Smartphone health-monitoring apps can be invaluable for managing chronic diseases or setting fitness goals. However, these applications often suffer from slowdowns and energy inefficiencies due to the large machine-learning models they use. These models are frequently swapped between a smartphone and a central memory server, hampering performance.
One solution engineers have pursued is the use of hardware to reduce the need for such intensive data transfer. Machine-learning accelerators can streamline computations, but can also be vulnerable to attacks aiming to steal sensitive information.
To address these security risk, researchers from MIT and the MIT-IBM Watson AI Lab have developed a machine-learning accelerator that can resist two common types of attacks. The chip is designed to protect sensitive user data, such as health records and financial information, while still allowing AI models to run efficiently on devices. Despite slowing down devices somewhat and adding to their cost and power consumption, the team believes that the added security outweighs these potential drawbacks.

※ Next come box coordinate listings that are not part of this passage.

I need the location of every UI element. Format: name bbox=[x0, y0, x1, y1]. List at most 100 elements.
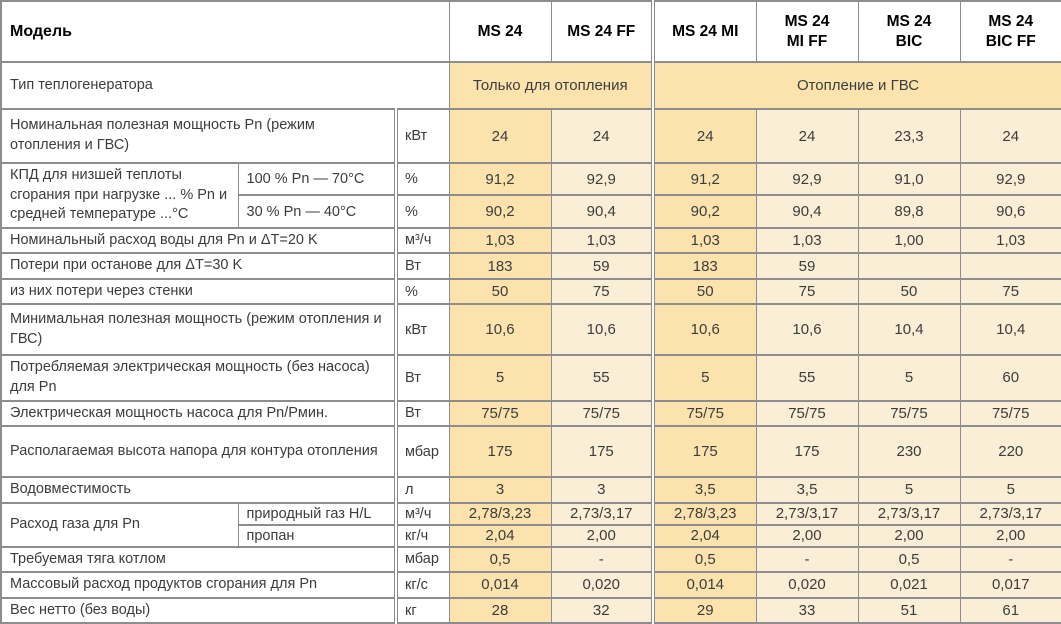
value-cell: 183 bbox=[651, 252, 757, 280]
value-cell: 24 bbox=[550, 108, 654, 164]
value-cell: - bbox=[755, 545, 859, 574]
spec-row: Располагаемая высота напора для контура … bbox=[0, 425, 1061, 479]
value-cell: 0,5 bbox=[448, 545, 552, 574]
unit-cell: м³/ч bbox=[394, 501, 450, 526]
value-cell: 10,6 bbox=[755, 303, 859, 357]
unit-cell: % bbox=[394, 194, 450, 229]
value-cell: 0,014 bbox=[651, 571, 757, 599]
value-cell: 5 bbox=[651, 354, 757, 402]
param-label: КПД для низшей теплоты сгорания при нагр… bbox=[0, 162, 239, 229]
value-cell: 5 bbox=[857, 354, 961, 402]
value-cell: 55 bbox=[550, 354, 654, 402]
value-cell: 28 bbox=[448, 596, 552, 624]
value-cell: 23,3 bbox=[857, 108, 961, 164]
param-label: Вес нетто (без воды) bbox=[0, 596, 397, 624]
spec-row: 30 % Pn — 40°C % 90,2 90,4 90,2 90,4 89,… bbox=[1, 194, 1061, 229]
value-cell: 75/75 bbox=[448, 399, 552, 428]
value-cell bbox=[959, 252, 1061, 280]
value-cell: 10,6 bbox=[651, 303, 757, 357]
value-cell: 50 bbox=[448, 277, 552, 306]
unit-cell: Вт bbox=[394, 399, 450, 428]
value-cell: 75 bbox=[755, 277, 859, 306]
value-cell: 10,6 bbox=[550, 303, 654, 357]
value-cell: 24 bbox=[959, 108, 1061, 164]
spec-row: Требуемая тяга котлом мбар 0,5 - 0,5 - 0… bbox=[0, 545, 1061, 574]
value-cell: 230 bbox=[857, 425, 961, 479]
value-cell: 0,021 bbox=[857, 571, 961, 599]
value-cell: 1,03 bbox=[959, 226, 1061, 255]
value-cell: 0,017 bbox=[959, 571, 1061, 599]
value-cell: 10,4 bbox=[959, 303, 1061, 357]
value-cell: 2,73/3,17 bbox=[550, 501, 654, 526]
param-sublabel: 30 % Pn — 40°C bbox=[237, 194, 397, 229]
param-label: Располагаемая высота напора для контура … bbox=[0, 425, 397, 479]
value-cell: 24 bbox=[651, 108, 757, 164]
value-cell: 0,5 bbox=[857, 545, 961, 574]
value-cell: 175 bbox=[550, 425, 654, 479]
value-cell: 55 bbox=[755, 354, 859, 402]
value-cell: 175 bbox=[755, 425, 859, 479]
param-label: Водовместимость bbox=[0, 476, 397, 504]
spec-row: Расход газа для Pn природный газ H/L м³/… bbox=[0, 501, 1061, 548]
param-label: Требуемая тяга котлом bbox=[0, 545, 397, 574]
unit-cell: м³/ч bbox=[394, 226, 450, 255]
header-row: Модель MS 24 MS 24 FF MS 24 MI MS 24 MI … bbox=[0, 0, 1061, 63]
value-cell: 89,8 bbox=[857, 194, 961, 229]
value-cell: 90,2 bbox=[651, 194, 757, 229]
spec-row: Потери при останове для ΔT=30 K Вт 183 5… bbox=[0, 252, 1061, 280]
param-label: Электрическая мощность насоса для Pn/Pми… bbox=[0, 399, 397, 428]
value-cell: 50 bbox=[651, 277, 757, 306]
value-cell: 2,73/3,17 bbox=[755, 501, 859, 526]
param-label: Номинальная полезная мощность Pn (режим … bbox=[0, 108, 397, 164]
heating-only-cell: Только для отопления bbox=[448, 61, 654, 110]
value-cell: 2,04 bbox=[651, 523, 757, 548]
unit-cell: кВт bbox=[394, 108, 450, 164]
value-cell: 75/75 bbox=[651, 399, 757, 428]
value-cell: 175 bbox=[448, 425, 552, 479]
unit-cell: % bbox=[394, 277, 450, 306]
value-cell: 2,00 bbox=[959, 523, 1061, 548]
value-cell: 2,73/3,17 bbox=[959, 501, 1061, 526]
value-cell: 3 bbox=[550, 476, 654, 504]
model-header-label: Модель bbox=[0, 0, 450, 63]
spec-row: пропан кг/ч 2,04 2,00 2,04 2,00 2,00 2,0… bbox=[1, 523, 1061, 548]
value-cell: 0,020 bbox=[755, 571, 859, 599]
value-cell: 2,73/3,17 bbox=[857, 501, 961, 526]
value-cell: 3,5 bbox=[651, 476, 757, 504]
value-cell: 59 bbox=[755, 252, 859, 280]
value-cell: 75/75 bbox=[857, 399, 961, 428]
value-cell: 92,9 bbox=[550, 161, 654, 197]
value-cell: 1,03 bbox=[755, 226, 859, 255]
param-label: Номинальный расход воды для Pn и ΔT=20 K bbox=[0, 226, 397, 255]
value-cell: 92,9 bbox=[959, 161, 1061, 197]
value-cell bbox=[857, 252, 961, 280]
value-cell: 1,03 bbox=[550, 226, 654, 255]
value-cell: 50 bbox=[857, 277, 961, 306]
model-col-ms24bicff: MS 24 BIC FF bbox=[959, 0, 1061, 63]
value-cell: 51 bbox=[857, 596, 961, 624]
value-cell: 75 bbox=[550, 277, 654, 306]
value-cell: 75/75 bbox=[550, 399, 654, 428]
spec-row: Массовый расход продуктов сгорания для P… bbox=[0, 571, 1061, 599]
param-label: Потребляемая электрическая мощность (без… bbox=[0, 354, 397, 402]
value-cell: 90,4 bbox=[755, 194, 859, 229]
value-cell: 10,6 bbox=[448, 303, 552, 357]
value-cell: 0,020 bbox=[550, 571, 654, 599]
model-col-ms24mi: MS 24 MI bbox=[651, 0, 757, 63]
spec-row: Вес нетто (без воды) кг 28 32 29 33 51 6… bbox=[0, 596, 1061, 624]
unit-cell: мбар bbox=[394, 545, 450, 574]
unit-cell: Вт bbox=[394, 354, 450, 402]
value-cell: 75/75 bbox=[755, 399, 859, 428]
model-col-ms24ff: MS 24 FF bbox=[550, 0, 654, 63]
generator-type-row: Тип теплогенератора Только для отопления… bbox=[0, 61, 1061, 110]
spec-row: КПД для низшей теплоты сгорания при нагр… bbox=[0, 161, 1061, 229]
spec-row: Номинальная полезная мощность Pn (режим … bbox=[0, 108, 1061, 164]
value-cell: 75/75 bbox=[959, 399, 1061, 428]
value-cell: 10,4 bbox=[857, 303, 961, 357]
value-cell: 2,00 bbox=[755, 523, 859, 548]
value-cell: 33 bbox=[755, 596, 859, 624]
value-cell: 75 bbox=[959, 277, 1061, 306]
value-cell: 1,03 bbox=[651, 226, 757, 255]
unit-cell: % bbox=[394, 161, 450, 197]
value-cell: - bbox=[550, 545, 654, 574]
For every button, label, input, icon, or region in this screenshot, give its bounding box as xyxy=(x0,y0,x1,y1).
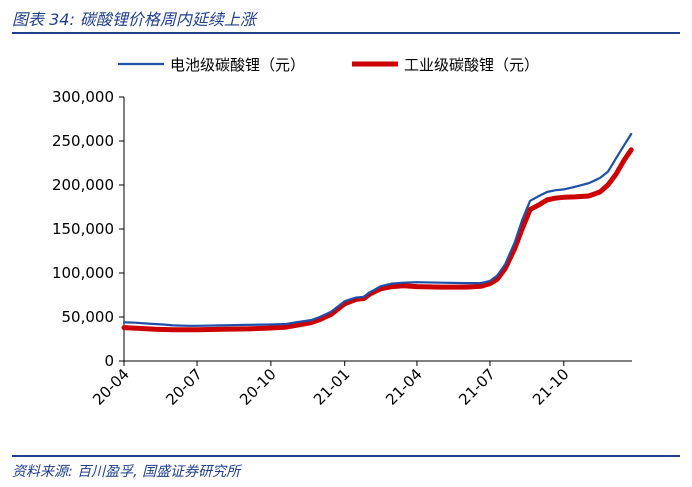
legend-label-industrial-grade: 工业级碳酸锂（元） xyxy=(404,56,539,74)
series-line-industrial-grade xyxy=(121,147,634,333)
source-rule xyxy=(12,455,680,457)
x-tick-label: 20-04 xyxy=(89,365,133,409)
x-tick-label: 21-01 xyxy=(310,365,354,409)
y-tick-label: 200,000 xyxy=(52,176,114,194)
source-note: 资料来源: 百川盈孚, 国盛证券研究所 xyxy=(12,464,241,480)
y-tick-label: 0 xyxy=(104,352,114,370)
x-tick-label: 20-07 xyxy=(162,365,206,409)
x-tick-label: 21-07 xyxy=(455,365,499,409)
legend: 电池级碳酸锂（元） 工业级碳酸锂（元） xyxy=(118,56,539,74)
x-tick-label: 21-10 xyxy=(529,365,573,409)
x-tick-label: 20-10 xyxy=(236,365,280,409)
title-rule xyxy=(12,32,680,34)
figure-title: 图表 34: 碳酸锂价格周内延续上涨 xyxy=(12,10,256,29)
series-layer xyxy=(121,132,634,333)
legend-label-battery-grade: 电池级碳酸锂（元） xyxy=(170,56,305,74)
axes: 0 50,000 100,000 150,000 200,000 250,000 300,0… xyxy=(52,88,632,409)
series-line-battery-grade xyxy=(122,132,633,327)
x-tick-label: 21-04 xyxy=(382,365,426,409)
y-tick-label: 300,000 xyxy=(52,88,114,106)
y-tick-label: 100,000 xyxy=(52,264,114,282)
y-tick-label: 50,000 xyxy=(62,308,115,326)
y-tick-label: 150,000 xyxy=(52,220,114,238)
y-tick-label: 250,000 xyxy=(52,132,114,150)
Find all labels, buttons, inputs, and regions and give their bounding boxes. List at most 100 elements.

The chip employs several optimizations to ensure robust security. These measures do not impact the accuracy of computations and are particularly beneficial for demanding AI applications like augmented and virtual reality or autonomous driving.
The team focused on a type of machine-learning accelerator called digital in-memory compute (IMC). This type of chip performs computations within a device’s memory, storing parts of a machine-learning model after it has been moved from a central server. However, IMC chips can be exploited by hackers using side-channel and bus-probing attacks.
The researchers used a three-pronged approach to repel such attacks. Firstly, they split data into random pieces, making side-channel attacks incapable of reconstructing true information. Secondly, they employed a lightweight cipher to encrypt model stored in off-chip memory to prevent bus-probing attacks. Lastly, the key for decrypting the cipher was generated directly on the chip, eliminating the need for back-and-forth transfers.
According to Ashok, their tested chip resisted millions of attempted attacks during the testing phase, maintaining its robustness and integrity. In contrast, it only took about 5,000 samples to extract information from an unprotected chip.
Planning to minimize the energy consumption and size of their chip in the future, the team intends to explore methods to make it easier to scale.
This research, funded in part by the MIT-IBM Watson AI Lab, the National Science Foundation, and a Mathworks Engineering Fellowship, stresses the aspect of prioritizing security in the system’s design phase.